The OBRs expectations of property transactions were even more surprising. It factored in a 7% rise in activity compared with its November forecast, but the jam isn’t taken away in the later years as with GDP. That is great news for a recovery in sales, but there are still very large risks that could affect these forecast outcomes significantly.
Because the Brexit trigger wasn’t pulled when the forecasts were made, and because nobody knows how the negotiations will play out, the OBR has chosen to base its numbers on the same assumptions as November. That was before the government decided that the UK would not only leave the EU, but also the single market.

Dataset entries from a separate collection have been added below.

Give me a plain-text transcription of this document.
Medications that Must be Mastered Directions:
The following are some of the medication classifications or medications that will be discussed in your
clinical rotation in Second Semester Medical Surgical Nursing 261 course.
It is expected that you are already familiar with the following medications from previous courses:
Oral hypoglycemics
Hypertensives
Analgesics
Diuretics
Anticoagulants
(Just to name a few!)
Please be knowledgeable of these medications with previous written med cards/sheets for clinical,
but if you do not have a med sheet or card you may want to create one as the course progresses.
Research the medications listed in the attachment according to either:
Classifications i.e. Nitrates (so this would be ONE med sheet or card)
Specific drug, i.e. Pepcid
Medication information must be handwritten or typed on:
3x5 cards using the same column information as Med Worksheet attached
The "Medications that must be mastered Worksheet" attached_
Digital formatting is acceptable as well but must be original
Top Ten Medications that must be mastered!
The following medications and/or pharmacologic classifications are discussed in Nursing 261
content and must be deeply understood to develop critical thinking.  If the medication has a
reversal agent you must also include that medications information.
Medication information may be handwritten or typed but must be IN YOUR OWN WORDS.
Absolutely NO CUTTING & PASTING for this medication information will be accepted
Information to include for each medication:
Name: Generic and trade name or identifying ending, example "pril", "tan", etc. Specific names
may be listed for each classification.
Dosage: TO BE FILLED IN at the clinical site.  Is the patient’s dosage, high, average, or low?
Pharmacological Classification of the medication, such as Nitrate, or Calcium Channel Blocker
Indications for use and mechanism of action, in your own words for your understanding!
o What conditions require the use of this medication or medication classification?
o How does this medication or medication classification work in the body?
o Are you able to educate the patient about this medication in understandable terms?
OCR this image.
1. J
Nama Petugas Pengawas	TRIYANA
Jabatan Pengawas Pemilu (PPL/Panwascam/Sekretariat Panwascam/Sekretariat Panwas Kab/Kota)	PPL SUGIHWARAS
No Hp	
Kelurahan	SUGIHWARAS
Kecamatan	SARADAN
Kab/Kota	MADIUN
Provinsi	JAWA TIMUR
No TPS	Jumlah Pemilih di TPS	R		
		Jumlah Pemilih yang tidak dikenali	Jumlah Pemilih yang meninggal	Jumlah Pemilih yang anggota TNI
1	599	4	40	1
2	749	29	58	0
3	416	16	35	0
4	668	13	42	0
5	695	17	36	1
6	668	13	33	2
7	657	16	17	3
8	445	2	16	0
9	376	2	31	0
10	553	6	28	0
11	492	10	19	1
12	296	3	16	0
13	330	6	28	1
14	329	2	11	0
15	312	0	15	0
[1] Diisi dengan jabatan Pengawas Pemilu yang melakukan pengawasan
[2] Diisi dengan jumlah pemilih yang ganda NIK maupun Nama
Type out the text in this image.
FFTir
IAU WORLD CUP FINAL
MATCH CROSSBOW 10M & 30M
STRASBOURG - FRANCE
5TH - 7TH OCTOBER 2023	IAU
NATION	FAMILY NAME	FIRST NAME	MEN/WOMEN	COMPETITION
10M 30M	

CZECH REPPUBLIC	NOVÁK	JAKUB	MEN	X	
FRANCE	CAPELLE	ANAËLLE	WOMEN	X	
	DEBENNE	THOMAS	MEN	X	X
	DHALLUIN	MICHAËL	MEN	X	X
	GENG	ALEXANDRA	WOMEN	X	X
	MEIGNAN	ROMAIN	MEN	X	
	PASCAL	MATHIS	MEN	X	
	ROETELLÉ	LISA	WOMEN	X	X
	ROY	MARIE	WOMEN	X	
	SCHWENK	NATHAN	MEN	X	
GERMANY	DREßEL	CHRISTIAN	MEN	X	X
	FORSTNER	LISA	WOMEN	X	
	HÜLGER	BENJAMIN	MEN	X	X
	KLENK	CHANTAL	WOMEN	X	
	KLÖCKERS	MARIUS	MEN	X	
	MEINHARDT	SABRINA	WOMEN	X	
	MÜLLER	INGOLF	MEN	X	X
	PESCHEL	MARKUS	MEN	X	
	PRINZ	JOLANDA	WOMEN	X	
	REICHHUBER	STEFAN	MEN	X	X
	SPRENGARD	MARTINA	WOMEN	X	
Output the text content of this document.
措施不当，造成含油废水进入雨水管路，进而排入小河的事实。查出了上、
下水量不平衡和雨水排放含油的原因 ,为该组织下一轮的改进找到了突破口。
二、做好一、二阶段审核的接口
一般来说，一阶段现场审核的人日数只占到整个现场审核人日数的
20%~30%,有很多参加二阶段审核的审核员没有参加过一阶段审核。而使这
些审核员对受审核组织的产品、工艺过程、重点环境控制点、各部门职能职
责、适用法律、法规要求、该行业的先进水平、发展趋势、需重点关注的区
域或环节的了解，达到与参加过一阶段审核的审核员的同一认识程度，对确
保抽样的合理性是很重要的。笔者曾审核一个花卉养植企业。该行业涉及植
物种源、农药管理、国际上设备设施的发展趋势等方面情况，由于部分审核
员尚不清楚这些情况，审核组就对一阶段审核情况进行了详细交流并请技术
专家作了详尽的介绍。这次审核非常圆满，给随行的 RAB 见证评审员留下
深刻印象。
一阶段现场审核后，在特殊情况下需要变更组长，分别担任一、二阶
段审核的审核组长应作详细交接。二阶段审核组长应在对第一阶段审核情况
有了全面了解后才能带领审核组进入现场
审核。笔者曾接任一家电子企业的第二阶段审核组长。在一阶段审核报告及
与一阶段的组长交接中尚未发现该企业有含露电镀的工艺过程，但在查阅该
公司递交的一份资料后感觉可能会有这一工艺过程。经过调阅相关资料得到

While the strength of the growth and activity forecasts are suggestive of an easier ride, it is clear that there are substantial risks and that these spring from the squeeze to household incomes. As wage growth stays low and inflation picks up, we are already starting to see the effect on consumer spending, but the true test will be whether the availability of credit and the potential for some easing in austerity will smooth the way. Let’s hope so!